Director Russell Mulcahy struggles to determine how he wants the audience to view the female protagonists. Much like Paul WS. Anderson, who helmed the first two installments, Mulcahy initially portrays the women as empowered fighters but then goes on to objectify them with skimpy outfits and compromising camera angles that will appeal to the male audience. After a while, it gets a bit tiring – we get it, you have very attractive women in your movie!

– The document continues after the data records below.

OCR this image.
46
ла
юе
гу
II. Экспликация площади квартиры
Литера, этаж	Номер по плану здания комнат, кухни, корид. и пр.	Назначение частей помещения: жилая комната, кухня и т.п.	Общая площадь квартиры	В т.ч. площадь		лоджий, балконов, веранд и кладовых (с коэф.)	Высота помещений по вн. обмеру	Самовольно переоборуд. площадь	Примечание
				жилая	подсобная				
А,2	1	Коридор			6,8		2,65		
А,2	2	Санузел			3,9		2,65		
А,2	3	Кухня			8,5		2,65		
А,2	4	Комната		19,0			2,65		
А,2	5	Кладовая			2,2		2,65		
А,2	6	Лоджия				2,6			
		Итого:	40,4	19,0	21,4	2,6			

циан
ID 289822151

RE: Extinction’s biggest fault is dipping into a vat of endless clichés, the worst being the character L.J. (Mike Epps), who returns from the previous film. Epps shamelessly indulges in his tired, socially insultingly stereotype routine, complete with the phrase, “Aww,hell naw!” In terms of genre cliches, there is the guy who gets bitten by a zombie, yet decides not to tell anyone because he believes he is somehow above being infected. None of the characters never seem to figure out that you can only kill the zombies with head shots. All the scientists have ambiguous motives, in this case a desire to domesticate the zombies. This would have been a clever idea if it hadn’t originally been done in George A. Romero’s Day of the Dead. Is it a homage or rip-off? That’s for you to decide.

There’s nothing to be lost or gained by seeing Resident Evil: Extinction. It is a middle-of-the-road popcorn flick that should be viewed by someone looking purely for a thrill ride or a fan of the series. Unless this film bombs, it is safe to say that the Resident Evil franchise will be seeing at least one more chapter.